Telling apes from humans

Creationists are always very definite that there are absolutely, absolutely no transitional fossils between apes and humans. For example, according to a 1990 article by Answers In Genesis (AIG)

When complete fossils are found, they are easy to assign clearly as either ‘ape’ or human, there are only ‘ape-men’ where imagination colored by belief in evolution is applied to fragmented bits and pieces.

Very well then. Here are some photos of fossil skulls, all to the same scale. Some are of humans, some of apes. Care to identify which are which?

Fossil 1 Fossil 2
Fossil 3

Answers after the fold.

Well surely, if some of these are apes and some are humans, then the big one on the left must be human and the other two must be apes, right?

Bbrrrrrp!! Sorry, thank you for playing. You clearly don’t have the mental flexibility required to be a creationist. According to AIG, one of the small ones is human, and the other one is an ape. Can you tell which is which?

I suspect not, so here are the answers. The complete skull with the large braincase is, as you probably knew, a modern human - an adult male. Brain size unknown, but probably close to the modern human average of 1400 cc.

The second skull (top right) is a Homo habilis fossil from Kenya, ER 1813, brain size 510 cc. Because of its extremely small size, it is always considered to be non-human by creationists. (e.g. Lubenow 1992, who says that ER 1813 is “far too small to be considered human”. One creationist (Line 2005) in an article published by AIG did suggest that ER 1813 might be human, but it was not a firm opinion.)

The third skull (bottom right) is D2700 with a brain size of 600 cc, one of a number of skulls found at Dmanisi in Georgia, with similarities to both Homo erectus and Homo habilis (Vekua et al. 2009, Science 297:85). It looks like a small, primitive Homo erectus skull:

Vekua et al. 2009 wrote:

The Dmanisi hominids are among the most primitive individuals so far attributed to H. erectus or to any species that is indisputably Homo, and it can be argued that this population is closely related to Homo habilis (sensu stricto) as known from Olduvai Gorge in Tanzania, Koobi Fora in northern Kenya, and possibly Hadar in Ethiopia.

However in a recent news article about the Dmanisi skulls, Answers in Genesis claimed that this skull was human, and breezily dismissed the primitive features:

Astute readers will notice that what these scientists call primitive does not preclude the fact that this population was fully human.

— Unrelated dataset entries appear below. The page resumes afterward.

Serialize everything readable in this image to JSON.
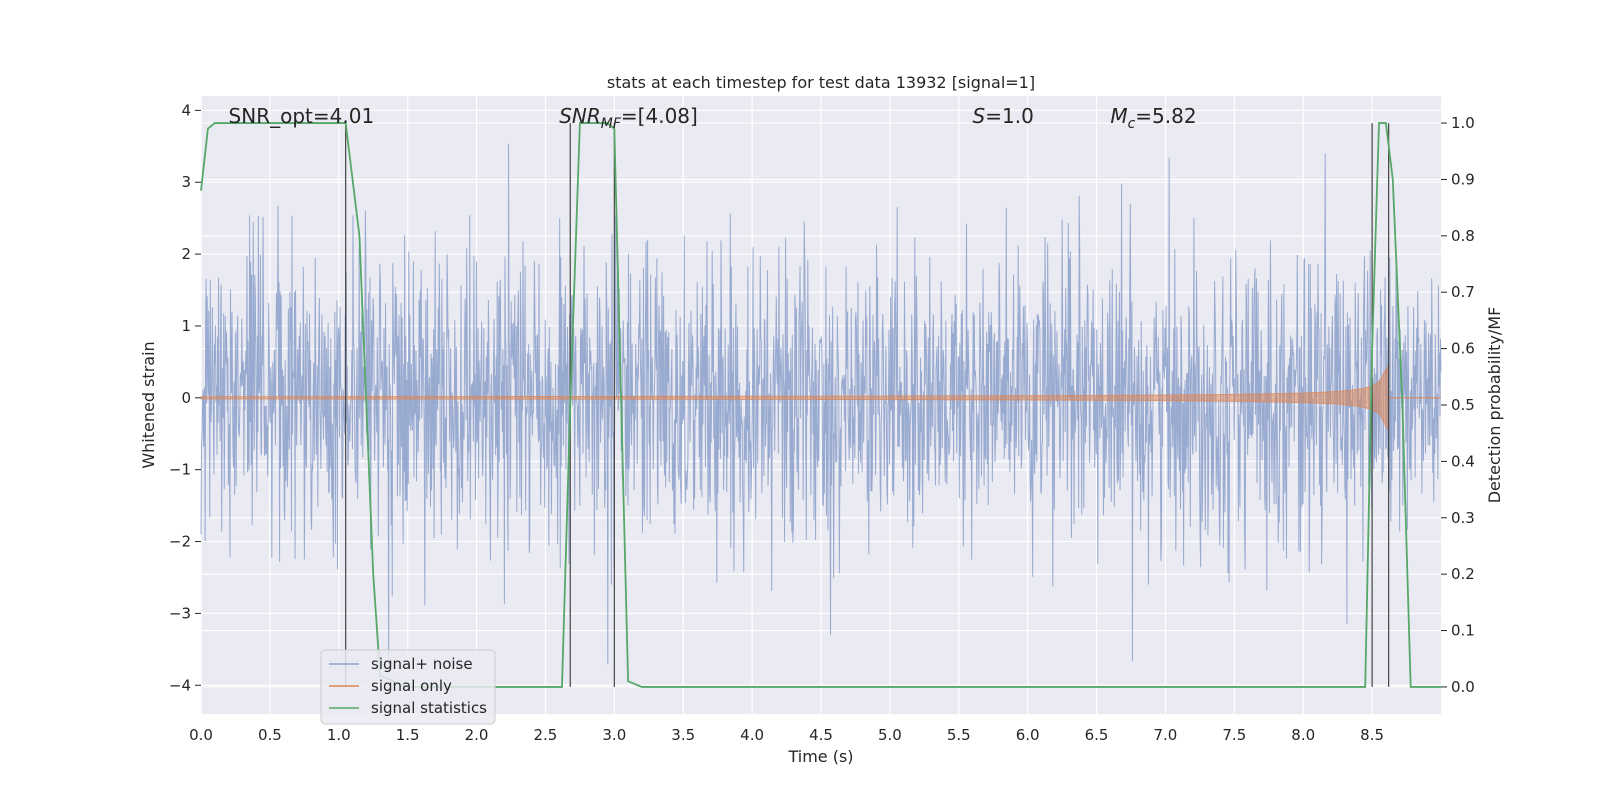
{
  "chart_data": {
    "type": "line",
    "title": "stats at each timestep for test data 13932 [signal=1]",
    "xlabel": "Time (s)",
    "ylabel": "Whitened strain",
    "ylabel_right": "Detection probability/MF",
    "xlim": [
      0.0,
      9.0
    ],
    "ylim": [
      -4.4,
      4.2
    ],
    "ylim_right": [
      -0.048,
      1.048
    ],
    "xticks": [
      0.0,
      0.5,
      1.0,
      1.5,
      2.0,
      2.5,
      3.0,
      3.5,
      4.0,
      4.5,
      5.0,
      5.5,
      6.0,
      6.5,
      7.0,
      7.5,
      8.0,
      8.5
    ],
    "xtick_labels": [
      "0.0",
      "0.5",
      "1.0",
      "1.5",
      "2.0",
      "2.5",
      "3.0",
      "3.5",
      "4.0",
      "4.5",
      "5.0",
      "5.5",
      "6.0",
      "6.5",
      "7.0",
      "7.5",
      "8.0",
      "8.5"
    ],
    "yticks": [
      -4,
      -3,
      -2,
      -1,
      0,
      1,
      2,
      3,
      4
    ],
    "ytick_labels": [
      "−4",
      "−3",
      "−2",
      "−1",
      "0",
      "1",
      "2",
      "3",
      "4"
    ],
    "yticks_right": [
      0.0,
      0.1,
      0.2,
      0.3,
      0.4,
      0.5,
      0.6,
      0.7,
      0.8,
      0.9,
      1.0
    ],
    "ytick_labels_right": [
      "0.0",
      "0.1",
      "0.2",
      "0.3",
      "0.4",
      "0.5",
      "0.6",
      "0.7",
      "0.8",
      "0.9",
      "1.0"
    ],
    "grid": true,
    "legend_placement": "lower-left",
    "annotations": [
      {
        "text": "SNR_opt=4.01",
        "x": 0.2
      },
      {
        "text": "SNR_MF=[4.08]",
        "x": 2.6
      },
      {
        "text": "S=1.0",
        "x": 5.6
      },
      {
        "text": "M_c=5.82",
        "x": 6.6
      }
    ],
    "series": [
      {
        "name": "signal+ noise",
        "color": "#8fa3cc",
        "noise_std": 1.0,
        "peak_max": 3.85,
        "peak_min": -3.95
      },
      {
        "name": "signal only",
        "color": "#dd8452",
        "chirp_end": 8.62,
        "max_amplitude": 0.45
      },
      {
        "name": "signal statistics",
        "color": "#55a868",
        "axis": "right",
        "x": [
          0.0,
          0.05,
          0.1,
          0.2,
          0.3,
          0.5,
          0.7,
          0.9,
          1.0,
          1.05,
          1.15,
          1.2,
          1.25,
          1.3,
          1.5,
          2.0,
          2.5,
          2.62,
          2.68,
          2.75,
          2.8,
          2.95,
          3.0,
          3.05,
          3.1,
          3.2,
          4.0,
          5.0,
          6.0,
          7.0,
          7.1,
          8.0,
          8.45,
          8.5,
          8.55,
          8.6,
          8.65,
          8.72,
          8.78,
          8.85,
          9.0
        ],
        "y": [
          0.88,
          0.99,
          1.0,
          1.0,
          1.0,
          1.0,
          1.0,
          1.0,
          1.0,
          1.0,
          0.8,
          0.5,
          0.2,
          0.02,
          0.0,
          0.0,
          0.0,
          0.0,
          0.5,
          1.0,
          1.0,
          1.0,
          0.99,
          0.5,
          0.01,
          0.0,
          0.0,
          0.0,
          0.0,
          0.0,
          0.0,
          0.0,
          0.0,
          0.6,
          1.0,
          1.0,
          0.9,
          0.5,
          0.0,
          0.0,
          0.0
        ]
      }
    ],
    "vertical_markers": [
      1.05,
      2.68,
      3.0,
      8.5,
      8.62
    ]
  }
}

Even astuter readers will notice that AIG seems to think that the primitive features that don’t prevent D2700 from being considered human apparently somehow do prevent ER 1813 from being considered human.

ER 1813 is slightly smaller than D2700, but Vekua et al. 2009 document a number of similarities between them. However one doesn’t need to be an expert anatomist to see that the two smaller skulls are far more similar to each other than either of them is to the modern human. If a ‘human’ skull is far more similar to an ‘ape’ skull than it is to an indisputably modern human skull, doesn’t that make it a transitional fossil by any reasonable definition?

AIG is trying to con their readers. This is why creationists usually gloss over those inconvenient habiline fossils in the 500-700 cc range, and why, when they do discuss them, they never show pictures of them. If they did, the absurdity of the creationist position would be laid bare.

As a further disproof of AIG’s claim that “When complete fossils are found, they are easy to assign clearly as either ‘ape’ or human”, you should note that their own ‘expert’ Marvin Lubenow has classified the third skull, D2700, as non-human (Lubenow 2004, p.352), contradicting AIG’s own assessment!

By the way, in case you were wondering, this is what a real ape skull (a female chimpanzee) looks like:

Chimp skull

Not much similarity, you may notice, to the ‘ape’ skull(s) above.


Line, P.: Fossil evidence for alleged apemen, Technical Journal 19(1):22-42, 2005.

Lubenow M.L.: Bones of contention: a creationist assessment of human fossils, Grand Rapids,MI:Baker Books, 1992.

Lubenow M.L.: Bones of contention (2nd edition): a creationist assessment of human fossils, Grand Rapids,MI:Baker Books, 2004.

Vekua A., Lordkipanidze D., Rightmire G.P., Agusti J., Ferring R., Maisuradze G. et al. (2002): A new skull of early Homo from Dmanisi, Georgia. Science, 297:85-9.